Among Us Story: On Guard is Innersloth’s first real attempt to turn Among Us into a single player story game, and its Steam Next Fest demo shows a surprisingly natural fit for the series. Instead of asking you to catch Imposters with friends, On Guard puts you inside a murder mystery where you are framed for a killing and must prove your innocence before the crew throws you out.
The game was announced during Summer Game Fest 2026, and its demo is available on Steam until June 22. It is not trying to become a serious detective drama. It keeps the familiar Among Us humor, simple visual style, and social deduction flavor, but reshapes them into a narrative puzzle adventure.

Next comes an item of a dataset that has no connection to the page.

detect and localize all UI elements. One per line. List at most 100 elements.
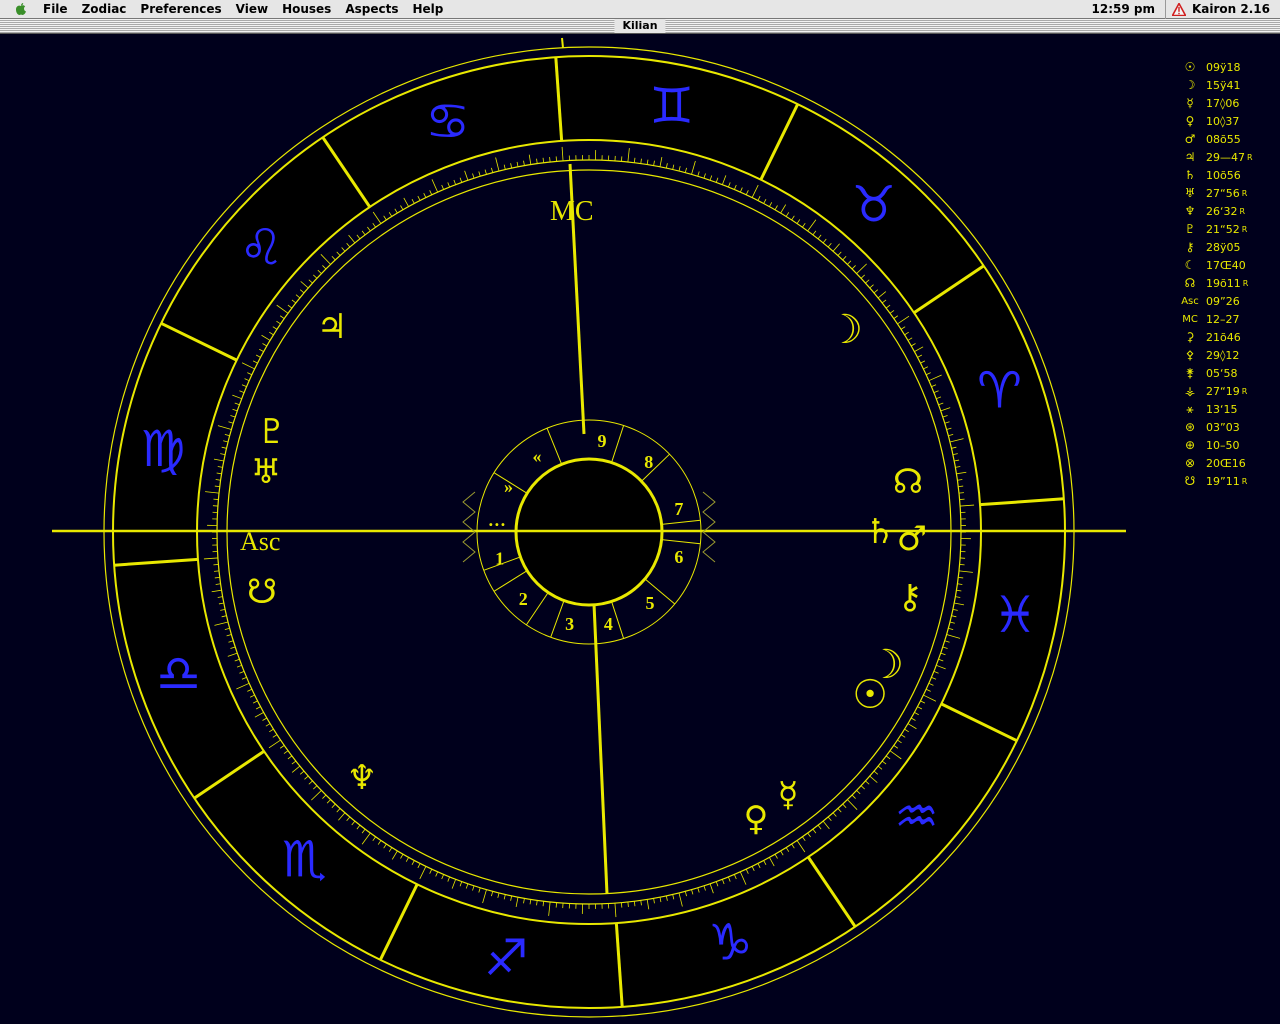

The result looks like a small but promising expansion of the franchise. The demo is short, but it clearly shows how Innersloth could build a fun mystery game around investigation, sabotage, mini games, and absurd crewmate dialogue.
A new kind of Among Us story
Among Us became a global hit in 2020 because it gave people a simple way to lie, laugh, accuse, and survive with friends. On Guard takes that same setup and asks a different question: what happens when the chaos becomes a scripted detective story?
You play as someone inside a VR style simulation built to study Imposters and stop them from destroying MIRA ships. Inside that simulation, you take the role of the Guard, a noir styled crewmate who talks like an old detective while moving through the colorful world of Among Us.
The story begins with the Cook being murdered in the kitchen. Since you are the one who finds the body, the rest of the crew blames you. Just before they can eject you, the lights go out, giving you a chance to escape and begin your investigation.
| Detail | Among Us Story: On Guard |
|---|---|
| Developer | Innersloth |
| Genre | Single player detective puzzle adventure |
| Demo availability | Steam Next Fest, June 15 to June 22, 2026 |
| Main setup | You are framed for murder |
| Core loop | Investigate, solve puzzles, talk to crewmates |
| Tone | Noir parody with Among Us humor |
| Potential length | Around 8 to 10 hours if the full game follows preview expectations |
The demo shows simple but smart detective gameplay
The demo focuses on one clear goal: reach the Medbay and examine the Cook’s body. Since it is an early slice of the game, the path is fairly guided, but it gives a good sense of how On Guard works.

You talk to crewmates, complete familiar tasks, manipulate ship systems, and use small acts of sabotage to create new opportunities. One example involves making coffee and spilling it on a reactor panel so the Engineer is forced to fix it. That gives you a chance to trap them in conversation and gather information.
Classic Among Us actions also return, including keycard style tasks and navigation through vents. The difference is that these mechanics now support a story rather than a multiplayer match.
The humor may be the biggest selling point
Among Us Story: On Guard leans heavily into wordplay, puns, and silly noir narration. The Guard describes events with dramatic metaphors while moving through a ship full of familiar crewmate absurdity.
That contrast gives the demo much of its charm. The murder setup is serious in theory, but the writing never treats it like a grim crime story. The jokes are constant, and the dialogue appears designed for players who already enjoy the strange simplicity of the Among Us universe.
This is important because the full game may not need deep detective systems to work. If the puzzles remain light but the writing stays sharp, On Guard could succeed as a short, funny side story for fans.
The full game will need more depth
The biggest question is whether On Guard can stay interesting beyond a short demo. The preview shows the basic structure well, but a full story driven game will need stronger puzzles, more player choice, and more surprising scenarios.
A guided demo can feel polished because it only has to teach the basics. A full eight to ten hour game needs escalation. Players will want more freedom, more suspects, better twists, and puzzles that build on earlier mechanics.
The demo hints that more options will open up later, with locked paths and unavailable choices suggesting a broader structure. That potential is promising, but the final game will need to prove it can support a longer experience.
On Guard could open a new path for the franchise
The most interesting thing about Among Us Story: On Guard is not only this one game. It is the format. The setup of a simulation designed to study Imposters could allow Innersloth to tell multiple Among Us Story games in different scenarios.
That gives the franchise room to grow without replacing the multiplayer game. Among Us can remain the party game people know, while Story entries explore detective puzzles, comedy, and scripted mysteries.
This is a smart direction because not every fan wants another multiplayer mode. Some may want a smaller, more relaxed way to enjoy the world when friends are not online.
The demo leaves a good first impression
Among Us Story: On Guard does not look like a huge reinvention, but it does look like a clever use of the franchise. It takes the core ideas of suspicion, tasks, vents, sabotage, and dead crewmates, then turns them into a single player mystery with a strong comic tone.
The demo’s biggest strength is that it understands what Among Us is. It does not try to make the world too serious or too complicated. It keeps things simple, strange, and readable.
The final game will need more mechanical variety and a stronger mystery to fully work, but the foundation is solid. If Innersloth can expand the demo’s ideas without stretching them too thin, Among Us Story: On Guard could become a fun new side branch for one of gaming’s most recognizable social games.